The court made a point to note that the employee “clocked herself in and out and accounted for her own time,” and that she did not present any evidence that the company “forced her to clock out and continue working through lunch.” Thus, the court found that “it makes no sense to say that the company should have paid Lewis for drafting and sending e-mails at times that she herself indicated she was clocked out or taking lunch.”
The lesson for employers to learn from the above case is this: If your company does not have a mechanism for non-exempt employees to track and report time spent both during and after working hours, then your company has no way to prove that the time an employee spent checking e-mail after work was minimal. The burden is always on the employer to show what hours were worked, and only a required reporting/supervisor monitoring system for tracking time will give the employer the edge needed to contest any future wage claims.
INSIGHTS FOR EMPLOYERS
- Consider only giving exempt employees company-issued smartphones and/or access to the company’s e-mail from outside of the office.
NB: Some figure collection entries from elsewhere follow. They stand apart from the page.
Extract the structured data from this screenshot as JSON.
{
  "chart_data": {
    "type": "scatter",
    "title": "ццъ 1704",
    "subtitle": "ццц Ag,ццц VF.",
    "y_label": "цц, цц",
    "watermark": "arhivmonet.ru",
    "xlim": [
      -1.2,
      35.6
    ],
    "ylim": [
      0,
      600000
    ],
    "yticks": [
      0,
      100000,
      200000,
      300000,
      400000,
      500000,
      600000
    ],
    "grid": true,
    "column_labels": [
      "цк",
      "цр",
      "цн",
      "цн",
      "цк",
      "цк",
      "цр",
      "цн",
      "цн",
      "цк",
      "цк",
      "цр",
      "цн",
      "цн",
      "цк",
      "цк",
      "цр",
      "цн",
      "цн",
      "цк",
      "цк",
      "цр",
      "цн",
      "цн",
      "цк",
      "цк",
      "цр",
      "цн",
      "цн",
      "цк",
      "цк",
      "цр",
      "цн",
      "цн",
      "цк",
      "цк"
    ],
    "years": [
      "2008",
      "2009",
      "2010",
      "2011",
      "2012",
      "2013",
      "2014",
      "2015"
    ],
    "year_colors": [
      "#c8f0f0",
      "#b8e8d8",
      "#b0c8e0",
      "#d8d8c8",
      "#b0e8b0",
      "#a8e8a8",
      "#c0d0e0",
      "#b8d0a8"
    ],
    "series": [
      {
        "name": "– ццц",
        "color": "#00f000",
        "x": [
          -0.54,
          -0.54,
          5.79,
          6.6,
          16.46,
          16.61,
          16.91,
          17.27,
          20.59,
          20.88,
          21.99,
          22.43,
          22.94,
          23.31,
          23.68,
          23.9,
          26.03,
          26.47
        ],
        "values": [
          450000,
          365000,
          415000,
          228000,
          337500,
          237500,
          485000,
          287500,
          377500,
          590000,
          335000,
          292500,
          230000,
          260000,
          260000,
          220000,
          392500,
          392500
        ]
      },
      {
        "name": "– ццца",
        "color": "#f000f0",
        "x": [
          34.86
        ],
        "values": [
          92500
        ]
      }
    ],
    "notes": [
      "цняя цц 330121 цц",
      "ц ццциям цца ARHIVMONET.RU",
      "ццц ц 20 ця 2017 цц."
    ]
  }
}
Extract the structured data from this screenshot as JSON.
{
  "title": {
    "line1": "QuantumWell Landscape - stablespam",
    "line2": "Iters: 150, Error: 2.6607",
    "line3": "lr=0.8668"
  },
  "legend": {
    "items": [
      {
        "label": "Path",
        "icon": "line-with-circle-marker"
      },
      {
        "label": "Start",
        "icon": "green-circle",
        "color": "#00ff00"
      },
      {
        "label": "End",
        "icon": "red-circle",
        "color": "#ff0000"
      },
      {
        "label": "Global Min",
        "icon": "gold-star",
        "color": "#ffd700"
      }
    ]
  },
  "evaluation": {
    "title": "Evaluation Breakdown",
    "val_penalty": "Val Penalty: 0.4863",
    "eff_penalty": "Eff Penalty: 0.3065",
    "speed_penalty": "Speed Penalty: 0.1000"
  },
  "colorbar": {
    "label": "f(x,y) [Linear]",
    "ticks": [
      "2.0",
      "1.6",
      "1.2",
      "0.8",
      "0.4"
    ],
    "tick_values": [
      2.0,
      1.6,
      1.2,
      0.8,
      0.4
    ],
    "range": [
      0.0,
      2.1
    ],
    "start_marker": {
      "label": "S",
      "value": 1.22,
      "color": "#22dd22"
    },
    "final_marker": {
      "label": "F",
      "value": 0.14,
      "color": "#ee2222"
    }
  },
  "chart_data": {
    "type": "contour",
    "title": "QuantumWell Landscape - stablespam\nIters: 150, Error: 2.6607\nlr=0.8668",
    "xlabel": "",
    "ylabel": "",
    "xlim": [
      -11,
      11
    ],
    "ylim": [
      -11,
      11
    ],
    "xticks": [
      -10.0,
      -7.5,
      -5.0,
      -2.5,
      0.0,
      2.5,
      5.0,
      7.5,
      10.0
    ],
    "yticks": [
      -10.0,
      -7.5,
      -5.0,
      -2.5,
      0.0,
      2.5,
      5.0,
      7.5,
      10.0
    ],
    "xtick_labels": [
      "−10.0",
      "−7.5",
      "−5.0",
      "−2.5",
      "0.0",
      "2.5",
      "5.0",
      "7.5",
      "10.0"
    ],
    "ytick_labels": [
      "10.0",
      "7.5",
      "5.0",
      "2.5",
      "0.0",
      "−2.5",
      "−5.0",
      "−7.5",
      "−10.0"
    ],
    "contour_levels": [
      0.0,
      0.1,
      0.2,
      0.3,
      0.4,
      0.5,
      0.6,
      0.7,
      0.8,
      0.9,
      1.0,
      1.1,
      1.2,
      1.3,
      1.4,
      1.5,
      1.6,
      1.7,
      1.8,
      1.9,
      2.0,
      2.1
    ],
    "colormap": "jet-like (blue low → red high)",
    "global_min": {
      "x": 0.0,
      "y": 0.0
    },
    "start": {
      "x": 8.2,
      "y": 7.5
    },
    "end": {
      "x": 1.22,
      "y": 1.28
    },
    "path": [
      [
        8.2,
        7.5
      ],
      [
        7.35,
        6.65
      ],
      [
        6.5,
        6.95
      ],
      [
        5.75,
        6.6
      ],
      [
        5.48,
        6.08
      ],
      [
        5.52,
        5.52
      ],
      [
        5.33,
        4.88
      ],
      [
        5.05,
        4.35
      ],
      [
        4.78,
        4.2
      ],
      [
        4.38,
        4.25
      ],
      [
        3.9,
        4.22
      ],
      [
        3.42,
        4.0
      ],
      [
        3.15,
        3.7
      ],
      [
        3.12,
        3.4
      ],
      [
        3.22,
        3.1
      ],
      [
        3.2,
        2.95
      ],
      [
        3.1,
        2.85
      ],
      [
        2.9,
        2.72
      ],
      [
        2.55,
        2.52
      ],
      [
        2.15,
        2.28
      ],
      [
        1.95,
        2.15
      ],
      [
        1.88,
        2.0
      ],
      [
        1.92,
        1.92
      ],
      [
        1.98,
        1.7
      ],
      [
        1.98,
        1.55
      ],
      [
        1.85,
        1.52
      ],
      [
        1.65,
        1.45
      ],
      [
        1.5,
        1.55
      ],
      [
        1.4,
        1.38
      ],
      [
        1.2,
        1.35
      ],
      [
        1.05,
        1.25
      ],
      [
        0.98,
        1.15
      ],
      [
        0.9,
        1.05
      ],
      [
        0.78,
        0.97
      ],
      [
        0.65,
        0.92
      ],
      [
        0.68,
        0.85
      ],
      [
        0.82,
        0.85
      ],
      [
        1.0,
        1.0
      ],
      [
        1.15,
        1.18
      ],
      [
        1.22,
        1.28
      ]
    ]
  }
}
- If non-exempt employees are given smartphones and e-mail access outside of the office, implement a written policy regarding after hours work. Employers should counsel supervisors to be cautious about sending e-mails to non-exempt employees outside of working hours or instruct non-exempt employees that they are not required to respond to such e-mails.
- Require employees to accurately record their time spent working both during and after working hours.
- HR and payroll should monitor and ensure supervisors are enforcing the policy.
- If the policy is not followed, counsel and discipline both the employee and the supervisor (but know that the employer will still be obligated to pay the employee for actual time worked, including overtime when required).